Classification pharmacothérapeutique VIDAL : Infectiologie - Parasitologie : Traitement antiviral du VIH : Inhibiteur(s) nucléosidique(s) de la reverse transcriptase + inhibiteur d'intégrase - Lamivudine + dolutégravir : Antiviraux (Virus de l'Immunodéficience Humaine)
Classification ATC : ANTIINFECTIEUX GENERAUX A USAGE SYSTEMIQUE : ANTIVIRAUX A USAGE SYSTEMIQUE - ANTIVIRAUX A ACTION DIRECTE : ANTIVIRAUX UTILISES EN ASSOCIATION POUR LE TRAITEMENT DES INFECTIONS A VIH (LAMIVUDINE ET DOLUTEGRAVIR)
Excipients :
cellulose microcristalline, amidon glycolate sodique, magnésium stéarate, mannitol, povidone K 29/32, sodium stéarylfumarate

pelliculage :  hypromellose, macrogol

colorant (pelliculage) :  titane dioxyde

Présentation
DOVATO 50 mg/300 mg Cpr pell Fl/30

Cip : 3400930182550

Liste 1

Agréé aux Collectivités

Remboursement : 100%

Commercialisé

FORMES et PRÉSENTATIONS

Comprimé pelliculé à 50 mg/300 mg (blanc, ovale, biconvexe, d'environ 18,5 mm x 9,5 mm, gravé « SV 137 » sur une face) :  Flacon (PEHD) de 30, bouchon avec sécurité enfants.

COMPOSITION

 p cp
Dolutégravir sodique exprimé en dolutégravir 
50 mg
Lamivudine 
300 mg
Excipients : Noyau : cellulose microcristalline, glycolate d'amidon sodique, stéarate de magnésium, mannitol (E421), povidone (K29/32), fumarate de stéaryle sodique.
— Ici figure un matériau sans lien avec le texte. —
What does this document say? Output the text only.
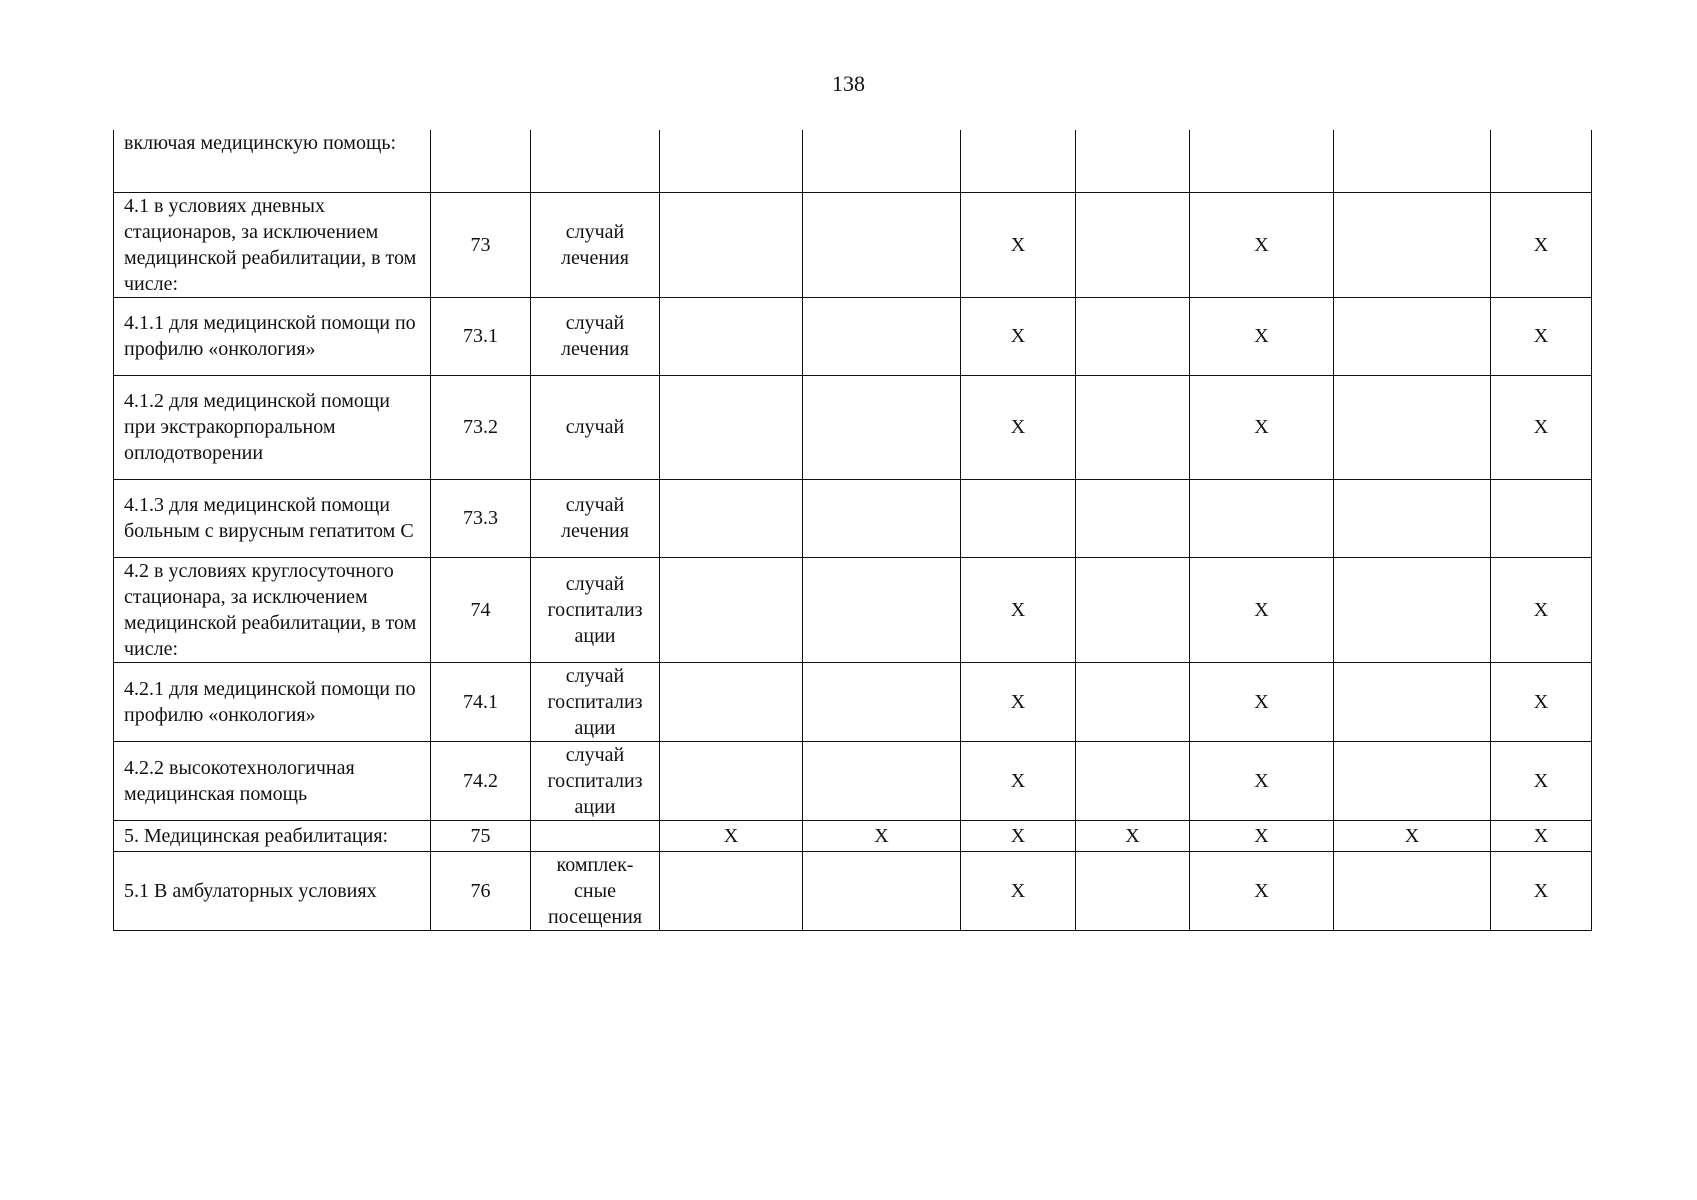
138
включая медицинскую помощь:									
4.1 в условиях дневных стационаров, за исключением медицинской реабилитации, в том числе:	73	случай лечения			Х		Х		Х
4.1.1 для медицинской помощи по профилю «онкология»	73.1	случай лечения			Х		Х		Х
4.1.2 для медицинской помощи при экстракорпоральном оплодотворении	73.2	случай			Х		Х		Х
4.1.3 для медицинской помощи больным с вирусным гепатитом С	73.3	случай лечения							
4.2 в условиях круглосуточного стационара, за исключением медицинской реабилитации, в том числе:	74	случай госпитализ ации			Х		Х		Х
4.2.1 для медицинской помощи по профилю «онкология»	74.1	случай госпитализ ации			Х		Х		Х
4.2.2 высокотехнологичная медицинская помощь	74.2	случай госпитализ ации			Х		Х		Х
5. Медицинская реабилитация:	75		Х	Х	Х	Х	Х	Х	Х
5.1 В амбулаторных условиях	76	комплек- сные посещения			Х		Х		Х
Pelliculage : hypromellose (E464), macrogol, dioxyde de titane (E171).
DC

INDICATIONS

Dovato est indiqué dans le traitement de l'infection par le virus de l'immunodéficience humaine de type 1 (VIH-1), chez l'adulte et l'adolescent âgés de plus de 12 ans et pesant au moins 40 kg, sans résistance connue ou suspectée à la classe des inhibiteurs d'intégrase, ou à la lamivudine (cf Pharmacodynamie).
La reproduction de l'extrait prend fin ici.